Des avantages sanitaires
Elle peut être plus ou moins poussée : les étudiants ont noté dans leur rapport qu’une torréfaction légère permettait « le développement d’arômes plus sucrés et délicats, parfois avec une légère acidité », quand une torréfaction plus poussée apportait « des arômes plus corsés et amers ». Les autres avantages de la torréfaction sont sanitaires et nutritionnels. « Ce procédé va augmenter la durée de conservation de la farine, reprend Emilie Robin. Et quand le processus est bien maîtrisé, la torréfaction va non seulement préserver, mais même améliorer la valeur nutritionnelle des farines. Celles de légumineuses sont ainsi généralement toastées afin de détruire leurs antinutritments. Dans les farines de céréales, la torréfaction permet d’augmenter le taux de protéines assimilables et d’améliorer leur digestibilité. »
En revanche, cette action modifie les qualités technologiques des farines. « Dans les farines avec gluten, le taux de protéines restera inchangé mais une partie d’entre elles vont se dénaturer : le réseau gluténique sera donc modifié, prévient la conseillère culinaire. C’est pourquoi nous préconisons de limiter l’incorporation de farine torréfiée à vingt ou trente pour cent du poids total de farine. Dans les farines sans gluten, au contraire, la torréfaction va favoriser la gélatinisation de l’amidon. Il sera plus digeste et ses propriétés liantes seront améliorées. » Dans un produit sans gluten, il n’y a donc pas de limite maximum d’incorporation : tout est affaire de goût… Et de coût, car une farine torréfiée coûte plus cher qu’une farine blanche. En biscuiterie, le taux d’incorporation sera encore plus réduit. « Nous préconisions trois à cinq pour cent, et en tout cas jamais plus de dix pour cent, conseille Émilie Robin. On risque sinon de trouver un goût de brûlé et, surtout, d’avoir des pâtes qui ne se tiennent pas. »
Trouver le bon dosage
S’il est théoriquement possible de torréfier soi-même sa farine, l’exercice est délicat. « Il n’est pas facile de trouver le bon dosage pour torréfier sans brûler mais certains clients le font, partage Steven Longère, technico-commercial au Moulin Marion.

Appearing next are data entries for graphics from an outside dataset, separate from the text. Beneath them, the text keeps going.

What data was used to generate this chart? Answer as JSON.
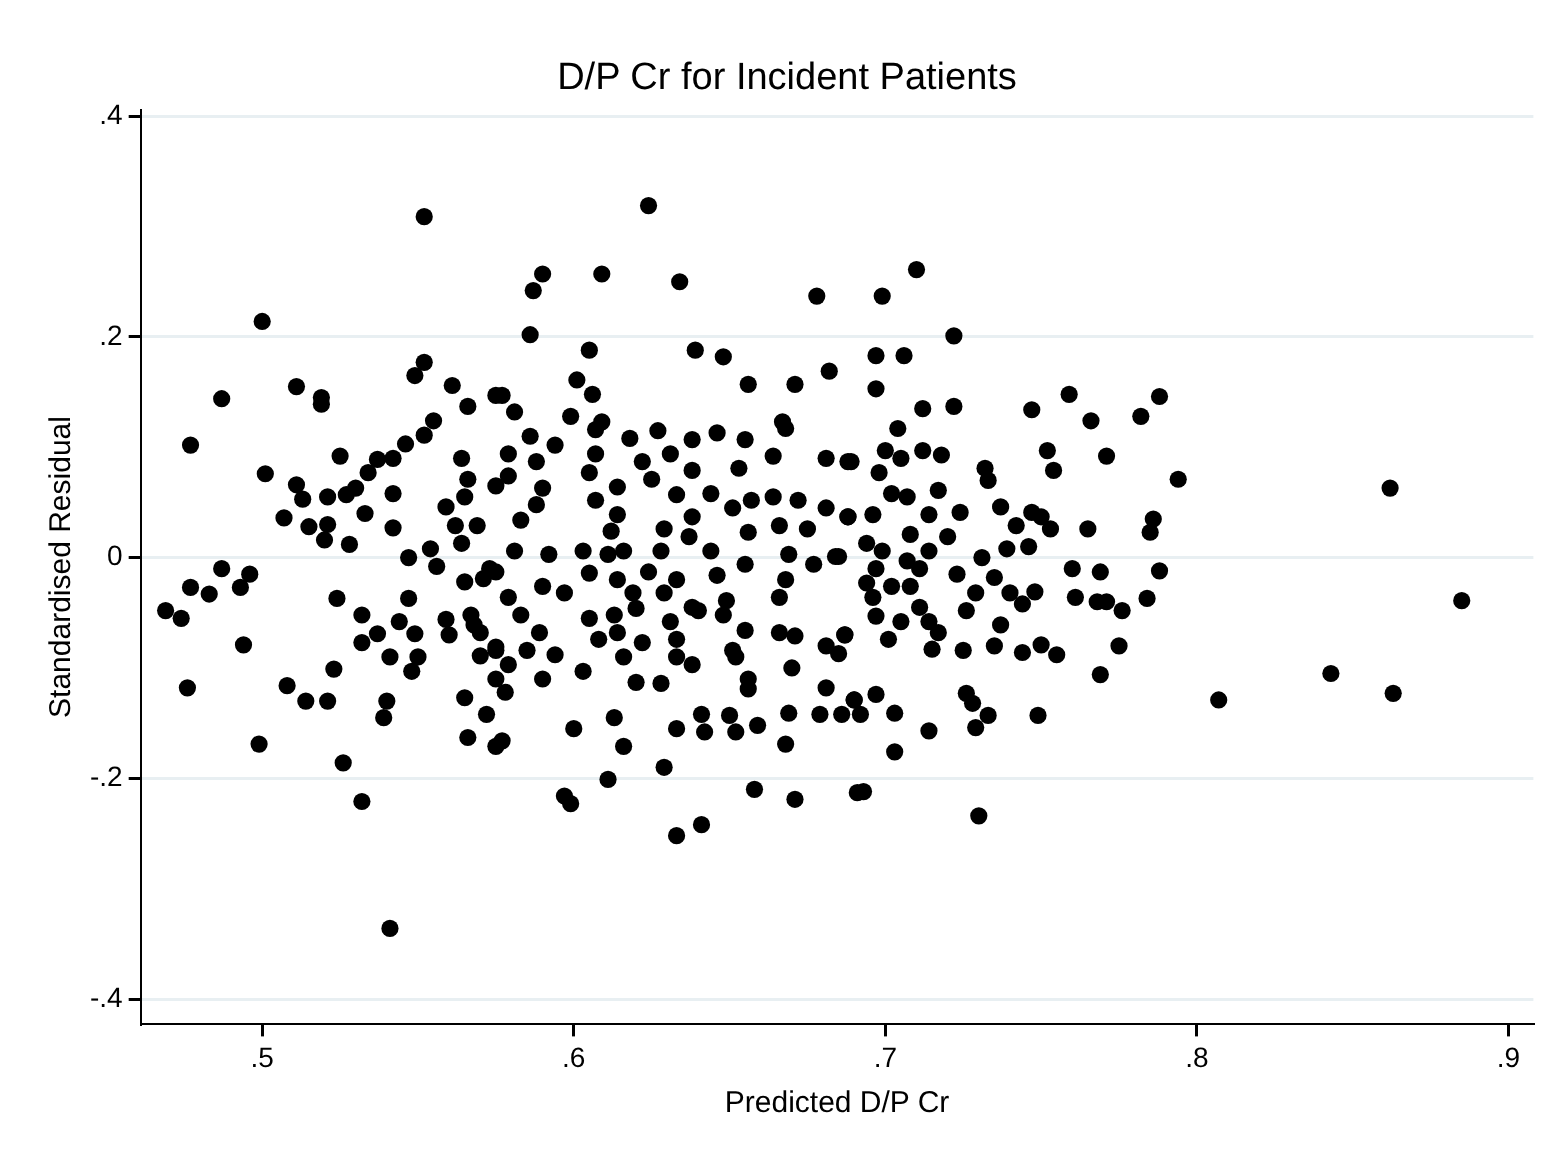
{
  "chart_data": {
    "type": "scatter",
    "title": "D/P Cr for Incident Patients",
    "xlabel": "Predicted D/P Cr",
    "ylabel": "Standardised Residual",
    "color": "#000000",
    "marker": "circle",
    "grid": "y",
    "xlim": [
      0.461,
      0.908
    ],
    "ylim": [
      -0.423,
      0.406
    ],
    "xticks": [
      {
        "value": 0.5,
        "label": ".5"
      },
      {
        "value": 0.6,
        "label": ".6"
      },
      {
        "value": 0.7,
        "label": ".7"
      },
      {
        "value": 0.8,
        "label": ".8"
      },
      {
        "value": 0.9,
        "label": ".9"
      }
    ],
    "yticks": [
      {
        "value": -0.4,
        "label": "-.4"
      },
      {
        "value": -0.2,
        "label": "-.2"
      },
      0,
      {
        "value": 0.2,
        "label": ".2"
      },
      {
        "value": 0.4,
        "label": ".4"
      }
    ],
    "x": [
      0.552,
      0.5,
      0.487,
      0.511,
      0.519,
      0.519,
      0.477,
      0.552,
      0.549,
      0.561,
      0.566,
      0.575,
      0.501,
      0.525,
      0.555,
      0.552,
      0.546,
      0.542,
      0.537,
      0.534,
      0.53,
      0.527,
      0.521,
      0.511,
      0.513,
      0.507,
      0.515,
      0.521,
      0.52,
      0.528,
      0.533,
      0.542,
      0.542,
      0.547,
      0.554,
      0.556,
      0.564,
      0.566,
      0.565,
      0.559,
      0.562,
      0.569,
      0.564,
      0.565,
      0.571,
      0.573,
      0.487,
      0.496,
      0.493,
      0.477,
      0.483,
      0.469,
      0.474,
      0.494,
      0.476,
      0.499,
      0.524,
      0.532,
      0.532,
      0.537,
      0.541,
      0.544,
      0.547,
      0.549,
      0.55,
      0.548,
      0.523,
      0.508,
      0.514,
      0.521,
      0.54,
      0.539,
      0.526,
      0.532,
      0.541,
      0.559,
      0.56,
      0.567,
      0.568,
      0.57,
      0.57,
      0.575,
      0.565,
      0.572,
      0.566,
      0.575,
      0.575,
      0.624,
      0.59,
      0.587,
      0.609,
      0.634,
      0.678,
      0.586,
      0.605,
      0.639,
      0.648,
      0.656,
      0.671,
      0.682,
      0.601,
      0.606,
      0.577,
      0.581,
      0.599,
      0.607,
      0.609,
      0.618,
      0.627,
      0.638,
      0.646,
      0.655,
      0.667,
      0.668,
      0.586,
      0.594,
      0.579,
      0.588,
      0.607,
      0.622,
      0.631,
      0.653,
      0.664,
      0.681,
      0.688,
      0.605,
      0.625,
      0.638,
      0.614,
      0.644,
      0.633,
      0.59,
      0.579,
      0.575,
      0.607,
      0.651,
      0.657,
      0.664,
      0.672,
      0.681,
      0.588,
      0.583,
      0.614,
      0.638,
      0.656,
      0.666,
      0.675,
      0.688,
      0.612,
      0.629,
      0.637,
      0.603,
      0.611,
      0.616,
      0.628,
      0.644,
      0.592,
      0.581,
      0.655,
      0.669,
      0.677,
      0.684,
      0.575,
      0.605,
      0.614,
      0.624,
      0.633,
      0.646,
      0.59,
      0.597,
      0.579,
      0.668,
      0.619,
      0.629,
      0.638,
      0.649,
      0.666,
      0.583,
      0.605,
      0.613,
      0.62,
      0.631,
      0.64,
      0.648,
      0.589,
      0.655,
      0.666,
      0.671,
      0.614,
      0.575,
      0.585,
      0.594,
      0.608,
      0.622,
      0.633,
      0.651,
      0.681,
      0.687,
      0.616,
      0.633,
      0.638,
      0.652,
      0.579,
      0.59,
      0.603,
      0.62,
      0.628,
      0.656,
      0.67,
      0.578,
      0.681,
      0.656,
      0.69,
      0.577,
      0.6,
      0.613,
      0.616,
      0.633,
      0.641,
      0.642,
      0.65,
      0.652,
      0.659,
      0.669,
      0.679,
      0.686,
      0.668,
      0.629,
      0.611,
      0.597,
      0.599,
      0.658,
      0.671,
      0.691,
      0.633,
      0.641,
      0.71,
      0.699,
      0.722,
      0.697,
      0.706,
      0.697,
      0.712,
      0.722,
      0.747,
      0.759,
      0.766,
      0.782,
      0.788,
      0.794,
      0.704,
      0.689,
      0.7,
      0.705,
      0.712,
      0.718,
      0.732,
      0.733,
      0.752,
      0.754,
      0.771,
      0.698,
      0.702,
      0.707,
      0.717,
      0.714,
      0.724,
      0.688,
      0.696,
      0.737,
      0.747,
      0.75,
      0.753,
      0.742,
      0.72,
      0.708,
      0.765,
      0.786,
      0.785,
      0.694,
      0.699,
      0.714,
      0.739,
      0.746,
      0.731,
      0.685,
      0.697,
      0.707,
      0.711,
      0.723,
      0.735,
      0.76,
      0.769,
      0.788,
      0.694,
      0.702,
      0.708,
      0.729,
      0.74,
      0.748,
      0.761,
      0.768,
      0.771,
      0.776,
      0.784,
      0.744,
      0.696,
      0.697,
      0.711,
      0.726,
      0.705,
      0.714,
      0.737,
      0.717,
      0.701,
      0.687,
      0.685,
      0.715,
      0.725,
      0.735,
      0.744,
      0.75,
      0.755,
      0.775,
      0.769,
      0.697,
      0.703,
      0.69,
      0.692,
      0.726,
      0.728,
      0.733,
      0.729,
      0.714,
      0.749,
      0.703,
      0.693,
      0.73,
      0.862,
      0.807,
      0.843,
      0.863,
      0.885
    ],
    "values": [
      0.309,
      0.214,
      0.144,
      0.155,
      0.145,
      0.139,
      0.102,
      0.177,
      0.165,
      0.156,
      0.137,
      0.147,
      0.076,
      0.092,
      0.124,
      0.111,
      0.103,
      0.09,
      0.089,
      0.077,
      0.063,
      0.057,
      0.055,
      0.066,
      0.053,
      0.036,
      0.028,
      0.03,
      0.016,
      0.012,
      0.04,
      0.058,
      0.027,
      0.0,
      0.008,
      -0.008,
      0.09,
      0.071,
      0.055,
      0.046,
      0.029,
      0.029,
      0.013,
      -0.022,
      -0.019,
      -0.01,
      -0.01,
      -0.015,
      -0.027,
      -0.027,
      -0.033,
      -0.048,
      -0.055,
      -0.079,
      -0.118,
      -0.169,
      -0.037,
      -0.052,
      -0.077,
      -0.069,
      -0.09,
      -0.058,
      -0.037,
      -0.069,
      -0.09,
      -0.103,
      -0.101,
      -0.116,
      -0.13,
      -0.13,
      -0.13,
      -0.145,
      -0.186,
      -0.221,
      -0.336,
      -0.056,
      -0.07,
      -0.052,
      -0.061,
      -0.068,
      -0.089,
      -0.081,
      -0.127,
      -0.142,
      -0.163,
      -0.171,
      -0.11,
      0.319,
      0.257,
      0.242,
      0.257,
      0.25,
      0.237,
      0.202,
      0.188,
      0.188,
      0.182,
      0.157,
      0.157,
      0.169,
      0.161,
      0.148,
      0.147,
      0.132,
      0.128,
      0.116,
      0.123,
      0.108,
      0.115,
      0.107,
      0.113,
      0.107,
      0.123,
      0.117,
      0.11,
      0.102,
      0.094,
      0.087,
      0.094,
      0.087,
      0.094,
      0.081,
      0.092,
      0.09,
      0.087,
      0.077,
      0.071,
      0.079,
      0.064,
      0.058,
      0.057,
      0.063,
      0.074,
      0.065,
      0.052,
      0.045,
      0.052,
      0.055,
      0.052,
      0.045,
      0.048,
      0.034,
      0.039,
      0.037,
      0.023,
      0.029,
      0.026,
      0.037,
      0.024,
      0.026,
      0.019,
      0.006,
      0.003,
      0.006,
      0.006,
      0.006,
      0.003,
      0.006,
      -0.006,
      0.003,
      -0.006,
      0.001,
      -0.013,
      -0.014,
      -0.02,
      -0.013,
      -0.02,
      -0.016,
      -0.026,
      -0.032,
      -0.036,
      -0.02,
      -0.032,
      -0.032,
      -0.045,
      -0.039,
      -0.036,
      -0.052,
      -0.055,
      -0.052,
      -0.046,
      -0.058,
      -0.048,
      -0.052,
      -0.068,
      -0.066,
      -0.068,
      -0.071,
      -0.068,
      -0.084,
      -0.084,
      -0.088,
      -0.074,
      -0.077,
      -0.074,
      -0.084,
      -0.08,
      -0.07,
      -0.09,
      -0.09,
      -0.097,
      -0.09,
      -0.097,
      -0.11,
      -0.103,
      -0.113,
      -0.114,
      -0.11,
      -0.1,
      -0.122,
      -0.118,
      -0.119,
      -0.129,
      -0.166,
      -0.155,
      -0.145,
      -0.171,
      -0.155,
      -0.142,
      -0.158,
      -0.143,
      -0.158,
      -0.152,
      -0.141,
      -0.142,
      -0.142,
      -0.169,
      -0.19,
      -0.201,
      -0.216,
      -0.223,
      -0.21,
      -0.219,
      -0.213,
      -0.252,
      -0.242,
      0.261,
      0.237,
      0.201,
      0.183,
      0.183,
      0.153,
      0.135,
      0.137,
      0.134,
      0.148,
      0.124,
      0.128,
      0.146,
      0.071,
      0.117,
      0.087,
      0.097,
      0.09,
      0.097,
      0.093,
      0.081,
      0.07,
      0.097,
      0.079,
      0.092,
      0.077,
      0.058,
      0.055,
      0.061,
      0.039,
      0.041,
      0.037,
      0.039,
      0.046,
      0.041,
      0.037,
      0.026,
      0.029,
      0.019,
      0.021,
      0.026,
      0.035,
      0.023,
      0.013,
      0.006,
      0.006,
      0.008,
      0.01,
      0.0,
      0.001,
      -0.01,
      -0.003,
      -0.01,
      -0.015,
      -0.018,
      -0.01,
      -0.013,
      -0.012,
      -0.023,
      -0.026,
      -0.026,
      -0.032,
      -0.032,
      -0.031,
      -0.036,
      -0.04,
      -0.04,
      -0.048,
      -0.037,
      -0.042,
      -0.036,
      -0.053,
      -0.045,
      -0.048,
      -0.058,
      -0.058,
      -0.061,
      -0.068,
      -0.074,
      -0.07,
      -0.087,
      -0.083,
      -0.084,
      -0.08,
      -0.086,
      -0.079,
      -0.088,
      -0.08,
      -0.106,
      -0.124,
      -0.141,
      -0.129,
      -0.142,
      -0.123,
      -0.132,
      -0.143,
      -0.154,
      -0.157,
      -0.143,
      -0.176,
      -0.212,
      -0.234,
      0.063,
      -0.129,
      -0.105,
      -0.123,
      -0.039
    ]
  }
}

Ils utilisent de la farine blanche, car la torréfaction développe des arômes tellement puissants qu’il n’y a aucun intérêt à utiliser une farine déjà aromatique. Et ils en incorporent quelques pourcentages pour donner couleur et saveur au pain. »

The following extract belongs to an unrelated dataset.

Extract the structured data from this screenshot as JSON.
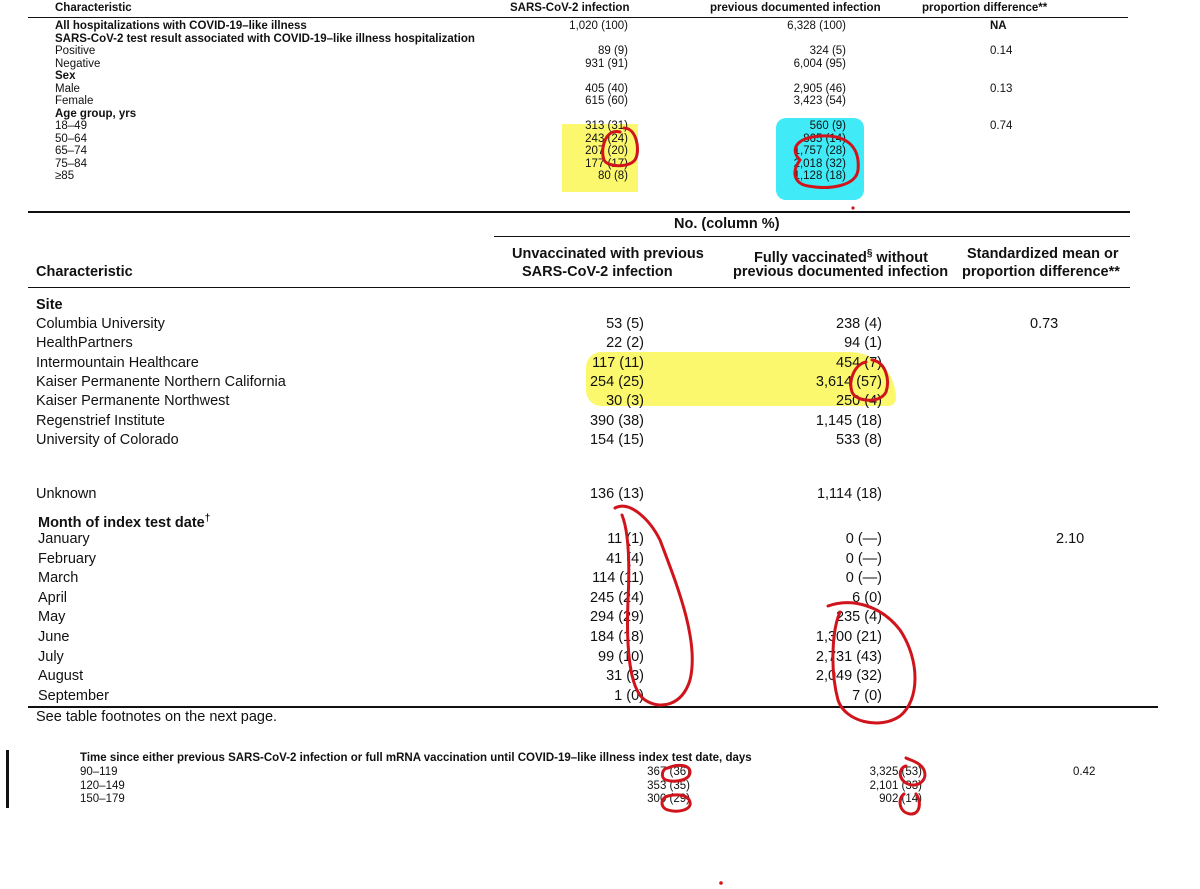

De leurs côtés, les étudiants rennais ont fait deux jours d’essai avec une farine T45. « Mais ils n’ont jamais réussi, le résultat n’était pas homogène du tout », rapporte Émilie Robin.

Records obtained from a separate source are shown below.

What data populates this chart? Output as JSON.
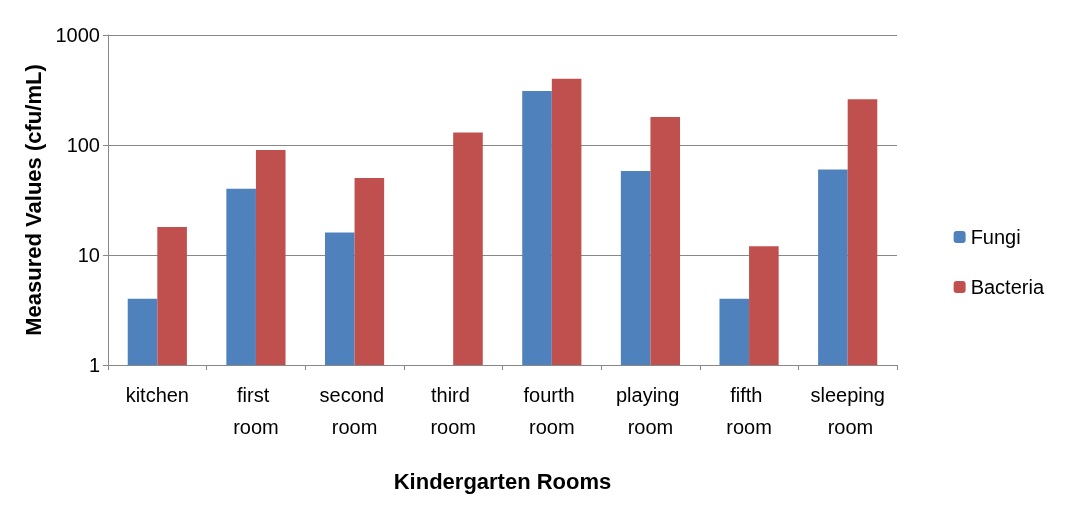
{
  "chart_data": {
    "type": "bar",
    "xlabel": "Kindergarten Rooms",
    "ylabel": "Measured Values (cfu/mL)",
    "categories": [
      "kitchen",
      "first room",
      "second room",
      "third room",
      "fourth room",
      "playing room",
      "fifth room",
      "sleeping room"
    ],
    "series": [
      {
        "name": "Fungi",
        "color": "#4f81bd",
        "values": [
          4,
          40,
          16,
          null,
          310,
          58,
          4,
          60
        ]
      },
      {
        "name": "Bacteria",
        "color": "#c0504d",
        "values": [
          18,
          90,
          50,
          130,
          400,
          180,
          12,
          260
        ]
      }
    ],
    "log": "y",
    "ylim": [
      1,
      1000
    ],
    "yticks": [
      1,
      10,
      100,
      1000
    ],
    "grid": "y",
    "legend": "right"
  }
}
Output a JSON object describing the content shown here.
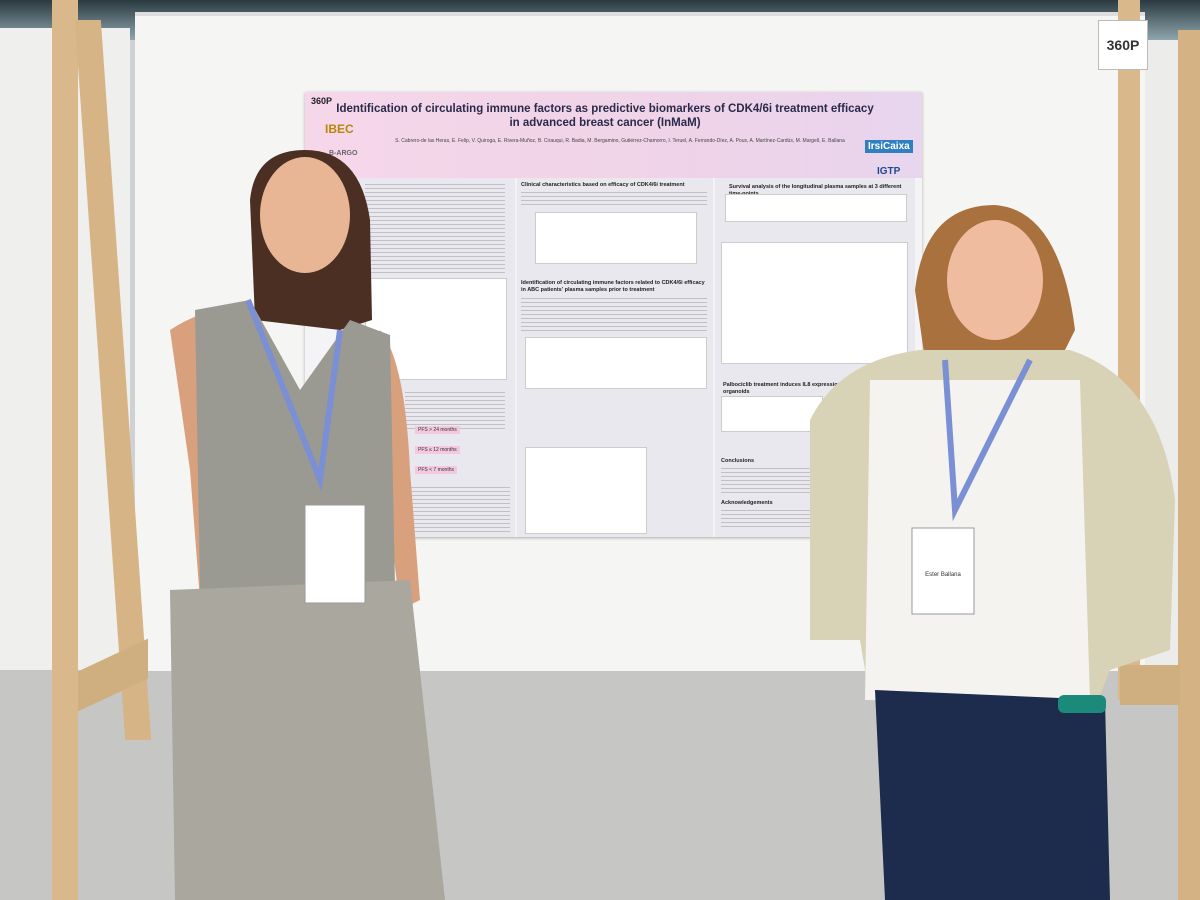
{
  "board_number": "360P",
  "poster": {
    "number": "360P",
    "title": "Identification of circulating immune factors as predictive biomarkers of CDK4/6i treatment efficacy in advanced breast cancer (InMaM)",
    "authors": "S. Cabrero-de las Heras, E. Felip, V. Quiroga, E. Rivera-Muñoz, B. Cirauqui, R. Badia, M. Bergamino, Gutiérrez-Chamorro, I. Teruel, A. Ferrando-Díez, A. Pous, A. Martínez-Cardús, M. Margelí, E. Ballana",
    "logos": [
      "IBEC",
      "B-ARGO",
      "IrsiCaixa",
      "IGTP"
    ],
    "sections": [
      "Clinical characteristics based on efficacy of CDK4/6i treatment",
      "Identification of circulating immune factors related to CDK4/6i efficacy in ABC patients' plasma samples prior to treatment",
      "Survival analysis of the longitudinal plasma samples at 3 different time-points",
      "Palbociclib treatment induces IL8 expression in spheroids organoids",
      "Conclusions",
      "Acknowledgements"
    ],
    "groups": [
      "PFS > 24 months",
      "PFS ≤ 12 months",
      "PFS < 7 months"
    ]
  },
  "badges": [
    "Ester Ballana"
  ]
}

L’option la plus simple est donc de recourir aux produits du commerce. Or, les farines de céréales sont presque toujours maltées avant d’être torréfiées. Pourquoi ? « Le maltage apporte des qualités aromatiques particulières : les céréales vont développer des arômes légèrement sucrés et une pointe d’acidité, indique Emilie Robin. Mais ce processus de germination réveille l’activité enzymatique des céréales, ce qui peut entraîner une surfermentation lors de la panification. La torréfaction a donc pour rôle de stopper l’activité enzymatique des céréales maltées. »
* Scoazec L, Choloux T, Degoulet B. Les farines torréfiées : un réel potentiel d’innovation culinaire. Centre culinaire conseil : Licence Développement et recherche en art culinaire industrialisé. Octobre 2023.